My most well known photograph? Well, I don’t actually have it.

“What? You don’t have it? How can it be on my TV?”

It’s a little hard to explain. So, let me jump back and forward in time.

Starting off, here’s the picture.

A random discovery in Google Chromecast – land

Every month or so, I get hit up by someone. Reason for that is a photo I captured got picked up by Google Chromecast as one of their “Featured Images”. How this specifically happened involves a lot of luck. In short, I put it on Google+ (the now-dead Google social network), and someone in Google-Chromecast-land found it.

This was in 2015. By the end of that year, it had almost reached 1 billion views. Google+ used to share the view-counts, and it was climbing by tens to hundreds of thousands every day. And people would message me – total strangers, friends – it was pretty cool. Just a photo of their TV and my photo.

Google+ turned off the view-counts, so the last number I had was in November 2015 – it was 983,336,918 views. Them crazy numbers. Goodness knows what it would be now.

Anyways, fast forward a few years, and I still get hit up. Just nice messages, that kinda thing. Photos of televisions, asking “is this yours”. And sometimes – I get asked if it can be printed. And here’s the problem.

Rewind back to that night – I did something stupid

This picture was one of the first photos I shot with a brand-new camera (Sony A7R – 36-megapixel beast). A brand new feature to me was “send to mobile phone”. And so I did. Right there and then, first time, I edited and posted the photo. Job. Done. A couple of weeks later, ping – ping – ping. Notifications started flooding in. Pretty cool. Then I realised this was picked up and used on TVs around the world.
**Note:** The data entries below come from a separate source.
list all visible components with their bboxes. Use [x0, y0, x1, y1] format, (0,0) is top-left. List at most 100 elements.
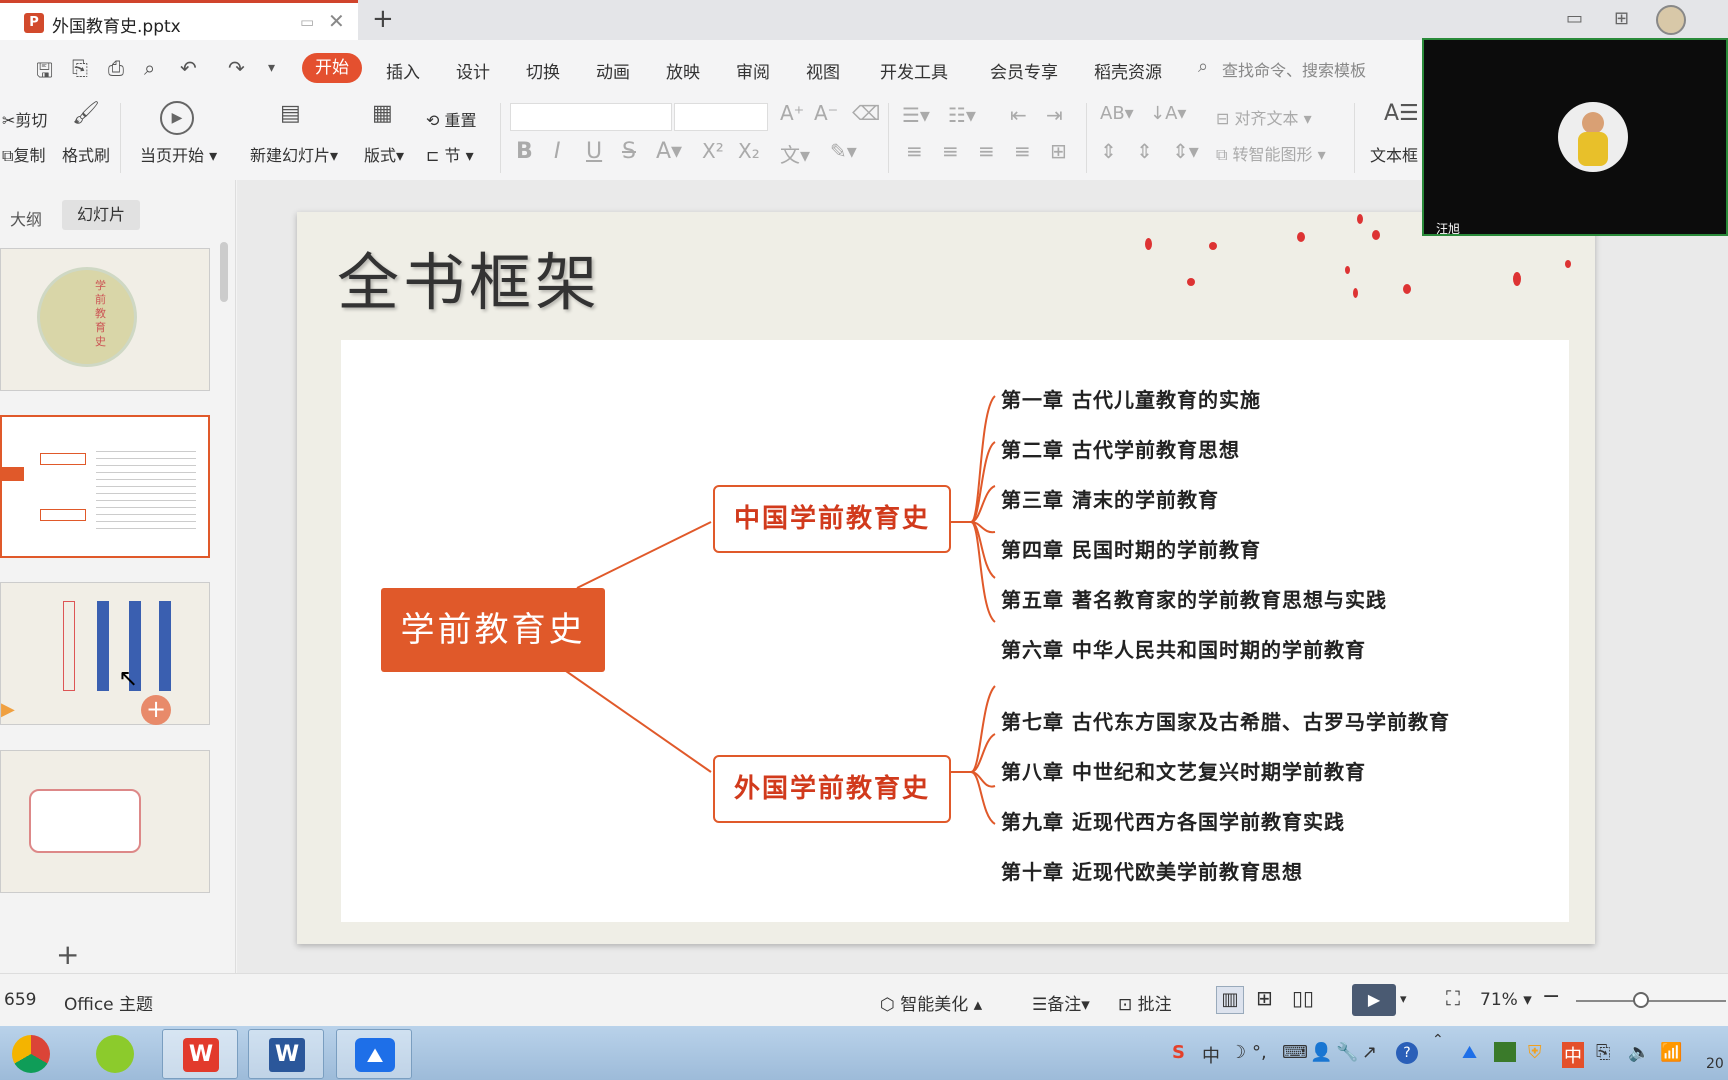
decrease-font-icon[interactable]: A⁻ [814, 101, 838, 125]
chapter-item[interactable]: 第五章 著名教育家的学前教育思想与实践 [1001, 584, 1387, 613]
ime-punct-icon[interactable]: °, [1252, 1042, 1267, 1063]
section-button[interactable]: ⊏ 节 ▾ [426, 142, 474, 166]
meeting-app-taskbar-button[interactable]: ⛰ [336, 1029, 412, 1079]
video-call-overlay[interactable]: 汪旭 [1422, 38, 1728, 236]
user-avatar[interactable] [1656, 5, 1686, 35]
ime-chinese-icon[interactable]: 中 [1202, 1042, 1220, 1068]
numbered-list-icon[interactable]: ☷▾ [948, 103, 976, 127]
chapter-item[interactable]: 第九章 近现代西方各国学前教育实践 [1001, 806, 1345, 835]
wps-taskbar-button[interactable]: W [162, 1029, 238, 1079]
print-preview-icon[interactable]: ⌕ [144, 56, 155, 80]
font-size-select[interactable] [674, 103, 768, 131]
customize-qa-icon[interactable]: ▾ [268, 60, 275, 76]
menu-review[interactable]: 审阅 [736, 58, 770, 83]
chapter-item[interactable]: 第一章 古代儿童教育的实施 [1001, 384, 1261, 413]
redo-icon[interactable]: ↷ [228, 56, 245, 80]
tab-slides[interactable]: 幻灯片 [62, 200, 140, 230]
cut-button[interactable]: ✂剪切 [2, 107, 47, 131]
menu-developer[interactable]: 开发工具 [880, 58, 948, 83]
align-text-button[interactable]: ⊟ 对齐文本 ▾ [1216, 105, 1312, 129]
word-taskbar-button[interactable]: W [248, 1029, 324, 1079]
text-direction-icon[interactable]: AB▾ [1100, 103, 1134, 124]
menu-member[interactable]: 会员专享 [990, 58, 1058, 83]
mindmap-branch-foreign[interactable]: 外国学前教育史 [713, 755, 951, 823]
smart-beautify-button[interactable]: ⬡ 智能美化 ▴ [880, 990, 982, 1015]
layout-button[interactable]: 版式▾ [364, 142, 404, 166]
slide-sorter-icon[interactable]: ⊞ [1256, 986, 1273, 1010]
font-color-icon[interactable]: A▾ [656, 139, 682, 164]
superscript-icon[interactable]: X² [702, 139, 724, 163]
tray-expand-icon[interactable]: ⌃ [1432, 1032, 1444, 1048]
zoom-out-icon[interactable]: − [1542, 984, 1560, 1009]
mindmap-root-node[interactable]: 学前教育史 [381, 588, 605, 672]
zoom-level[interactable]: 71% ▾ [1480, 990, 1532, 1010]
document-tab[interactable]: P 外国教育史.pptx ▭ ✕ [0, 0, 358, 40]
user-icon[interactable]: 👤 [1310, 1042, 1332, 1063]
increase-font-icon[interactable]: A⁺ [780, 101, 804, 125]
meeting-tray-icon[interactable]: ⛰ [1462, 1042, 1477, 1063]
clipboard-icon[interactable]: ⎘ [1596, 1042, 1610, 1063]
add-slide-icon[interactable]: + [141, 695, 171, 725]
format-painter-button[interactable]: 格式刷 [62, 142, 110, 166]
new-tab-button[interactable]: + [372, 4, 394, 34]
window-layout-icon[interactable]: ▭ [1566, 8, 1583, 29]
strikethrough-icon[interactable]: S [622, 139, 636, 164]
theme-name[interactable]: Office 主题 [64, 990, 153, 1015]
align-left-icon[interactable]: ≡ [906, 139, 923, 163]
ime-tray-icon[interactable]: 中 [1562, 1042, 1584, 1068]
zoom-slider-handle[interactable] [1633, 992, 1649, 1008]
save-icon[interactable]: 🖫 [36, 56, 53, 90]
play-from-current-button[interactable]: 当页开始 ▾ [140, 142, 217, 166]
chapter-item[interactable]: 第六章 中华人民共和国时期的学前教育 [1001, 634, 1366, 663]
music-app-taskbar-button[interactable] [82, 1029, 158, 1079]
chapter-item[interactable]: 第四章 民国时期的学前教育 [1001, 534, 1261, 563]
font-family-select[interactable] [510, 103, 672, 131]
subscript-icon[interactable]: X₂ [738, 139, 760, 163]
menu-slideshow[interactable]: 放映 [666, 58, 700, 83]
menu-animation[interactable]: 动画 [596, 58, 630, 83]
notes-button[interactable]: ☰备注▾ [1032, 990, 1090, 1015]
new-slide-button[interactable]: 新建幻灯片▾ [250, 142, 338, 166]
menu-start[interactable]: 开始 [302, 53, 362, 83]
textbox-button[interactable]: 文本框 [1370, 142, 1418, 166]
volume-icon[interactable]: 🔈 [1628, 1042, 1650, 1063]
spacing-options-icon[interactable]: ⇕▾ [1172, 139, 1199, 163]
slide-thumbnail-1[interactable]: 学前教育史 [0, 248, 210, 391]
distribute-icon[interactable]: ⊞ [1050, 139, 1067, 163]
zoom-slider-track[interactable] [1576, 1000, 1726, 1002]
clear-format-icon[interactable]: ⌫ [852, 101, 880, 125]
underline-icon[interactable]: U [586, 139, 602, 164]
menu-design[interactable]: 设计 [456, 58, 490, 83]
keyboard-icon[interactable]: ⌨ [1282, 1042, 1308, 1063]
fit-window-icon[interactable]: ⛶ [1446, 986, 1460, 1010]
slide-thumbnail-2-selected[interactable] [0, 415, 210, 558]
slideshow-play-button[interactable]: ▶ [1352, 984, 1396, 1016]
align-right-icon[interactable]: ≡ [978, 139, 995, 163]
align-center-icon[interactable]: ≡ [942, 139, 959, 163]
decrease-indent-icon[interactable]: ⇤ [1010, 103, 1027, 127]
command-search[interactable]: 查找命令、搜索模板 [1222, 57, 1366, 81]
justify-icon[interactable]: ≡ [1014, 139, 1031, 163]
clock[interactable]: 20 [1706, 1056, 1724, 1072]
sort-icon[interactable]: ↓A▾ [1150, 103, 1186, 124]
wrench-icon[interactable]: 🔧 [1336, 1042, 1358, 1063]
slide-title[interactable]: 全书框架 [337, 232, 601, 322]
chapter-item[interactable]: 第七章 古代东方国家及古希腊、古罗马学前教育 [1001, 706, 1450, 735]
grid-apps-icon[interactable]: ⊞ [1614, 8, 1629, 29]
slide-thumbnail-3[interactable]: + ▶ [0, 582, 210, 725]
slide-thumbnail-4[interactable] [0, 750, 210, 893]
menu-insert[interactable]: 插入 [386, 58, 420, 83]
add-slide-button[interactable]: + [56, 938, 79, 971]
chapter-item[interactable]: 第三章 清末的学前教育 [1001, 484, 1219, 513]
menu-docer[interactable]: 稻壳资源 [1094, 58, 1162, 83]
shield-icon[interactable]: ⛨ [1528, 1042, 1542, 1063]
share-icon[interactable]: ↗ [1362, 1042, 1377, 1063]
italic-icon[interactable]: I [554, 139, 561, 164]
mindmap-branch-china[interactable]: 中国学前教育史 [713, 485, 951, 553]
menu-view[interactable]: 视图 [806, 58, 840, 83]
menu-transition[interactable]: 切换 [526, 58, 560, 83]
chapter-item[interactable]: 第十章 近现代欧美学前教育思想 [1001, 856, 1303, 885]
paragraph-spacing-icon[interactable]: ⇕ [1136, 139, 1153, 163]
slide[interactable]: 全书框架 学前教育史 中国学前教育史 外国学前教育史 第一章 古代儿童教育的实施… [297, 212, 1595, 944]
ime-moon-icon[interactable]: ☽ [1230, 1042, 1246, 1063]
And the picture? It bloody turns out my “send to mobile phone” trick sends a very small, low-resolution image. And stupid me? I deleted the original high-res picture. So, I’ve got this picture going off and I don’t even really have it in printable resolution. Big, big bummer. Especially with the number of people asking me about it. And people went to lengths to find it.

I had to ask – cause, ya know, the internet is big and there’s a bunch of Steven Wright’s around the world (including a very famous one). Turns out if you Google “Steven Wright City” in Google Images, I’m number 1, from a Twitter tweet.

 

So, now… I’ve decided to re-take it. And you download “Docklands at Night” for free from my new site, Photos.Melbourne, in HD. Equally, if you’d like to print it, you can pick up the digital file for $5 and $10, depending on how big you want to print it.

Colour treatments are a little different, but I’m more a fan of this new look. Feels a bit warmer – kinda how I feel about Docklands, these days, I guess.

Looking South with Webb Bridge on the left and apartments on the horizon

Update. Decided to give the treatment a second crack. What do you think?

Looking South with Webb Bridge on the left and apartments on the horizon

3 Responses

  1. Dad! // //

    Interesting

    Reply
  2. Rhonda Warburton // //

    Great story Steven. Sort of – that picture should have made you rich! As for the new one – I’m with you – prefer the warmer one!

    Reply
    • Steven // //

      “Sort of” – haha, guess these are sort-of-the times!